Perché loro erano imbarcati su un mercantile per difenderlo dalle aggressioni dei pirati che infestano l’Oceano Indiano, e non davano la caccia ai tordi. I tre ministri degli esteri che si sono succeduti alla Farnesina dal febbraio 2012, quando i due militari italiani furono arrestati, ad oggi (Giulio Terzi di Sant’Agata, Emma Bonino e Federica Mogherini) hanno detto e ripetuto che la soluzione del problema era in testa alle loro priorità, ma i risultati non si sono visti. L’India sta calpestando tutte le norme di diritto internazionale nel procrastinare la data d’inizio di un processo illegittimo (perché i due pescatori indiani uccisi si trovavano fuori delle acque territoriali) e ha preso palesemente in giro i nostri governanti (compreso il plenipotenziario Staffan De Mistura, rimasto in India, inutilmente, per parecchi mesi).

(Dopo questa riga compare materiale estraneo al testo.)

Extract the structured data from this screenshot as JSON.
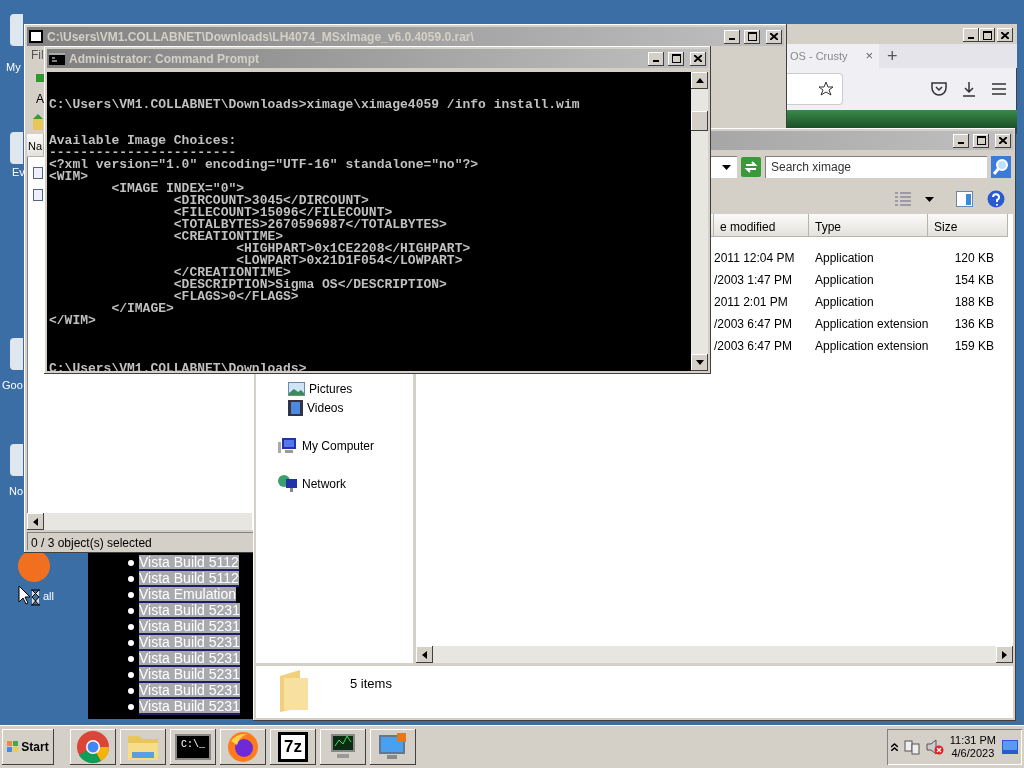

L’India ha trattato l’Italia come un paese del quarto mondo, un’ex colonia che non merita alcun rispetto, condannata a subire qualunque prepotenza. Se i nostri governi chiedono di contare di più in Europa, a maggior ragione dovrebbero pretendere il rispetto delle leggi internazionali da parte di chi trattiene (illegittimamente) due nostri connazionali in attesa di un giudizio per il quale non sono stati ancora formalizzati i capi di imputazione. Abbiamo oscillato fra la speranza di un accordo bilaterale e la richiesta di un arbitrato internazionale. Occorre alzare il tono, minacciando di ritirare le nostre truppe dalle tante missioni all’estero nelle quali sono coinvolte per garantire la pace, sotto le insegne dell’Onu.